The Stoop (to quote their website) “is a podcast about blackness, race, and identity in America, hosted by Leila Day and Hana Baba.” I’m not much of a podcast person, but I was listening to my local NPR station, WFCR, and heard a snippet of what sounded like a really interesting episode, “The problem with sounding white”: “We explore voice and unpack what it means linguistically, socially, and professionally when you’re black but supposedly ‘sound white.'” It caught my attention right away by repeating, with gusto, the phrase “interdental fricative,” and went on to discuss code-switching, linguistic profiling, and other related matters. It ends with a talk with poet Chinaka Hodge, who studied linguistics with Renée Blake; she says when she’s told she sounds white, she says: “Do I sound white like a Scottish person? Do I sound white like a Brahmin?” She mentions Blake’s concept of “r-fulness” and gives examples. All in all, it’s a great way to spend 18 minutes, and I highly recommend it.

The World at One.

I love discovering new poets who give me the same kind of thrill as my old favorites, and the latest is Kate Bingham, whose “The World at One” was published in the New Statesman last year:

I lie in bed until The World at One,
why should my heart go off with an alarm?
The body’s woman’s work is never done,

the blood gets up to exercise the lungs.
The kettle sings, I count my lucky charms –
a chain connects and separates each one

and when I shake my wrist it shakes the sun
that scatters off the wall and scalds my arm.
It’s only skin and coffee, no harm done.

War continues, voting has begun;
my left-hand thumb elects my right-hand palm.
We couldn’t all go on to be someone.

I have a little silver house to run,
a silver Scottie dog to keep me calm.
I don’t remember everything I’ve done

but bring me pencil, paper, chewing gum
and I will stay at home and do no harm,
imagining myself a world for one
where what I did was what I should have done.
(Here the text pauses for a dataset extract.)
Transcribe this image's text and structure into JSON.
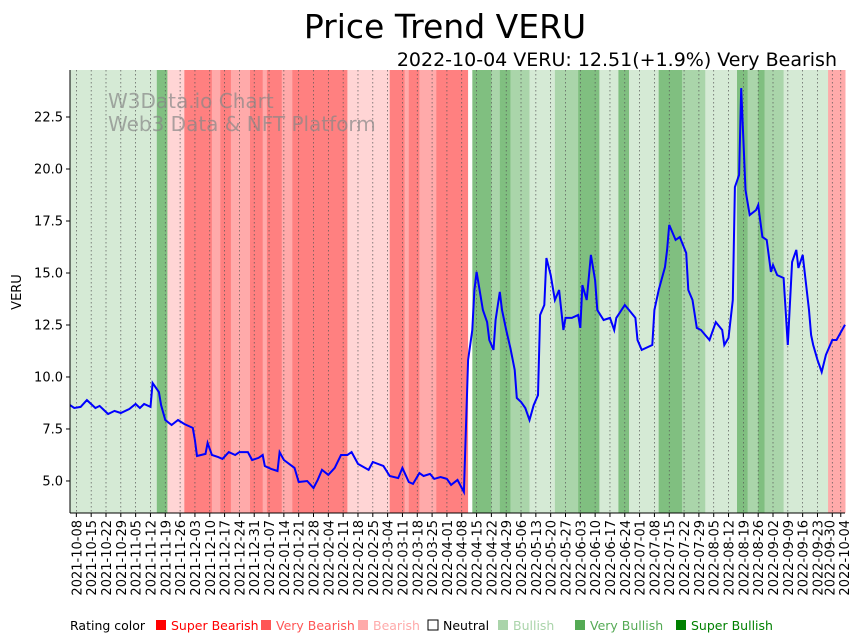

The easy mastery of iambic pentameter, the simple lines that sink instantly into the memory (“the blood gets up to exercise the lungs”; “and when I shake my wrist it shakes the sun”), the lovely use of repetition and variation — that’s real poetry, folks. Her latest collection, Infragreen, was published by Seren in 2015. It has a beautiful cover and I’ll bet the poems are just as good as this one.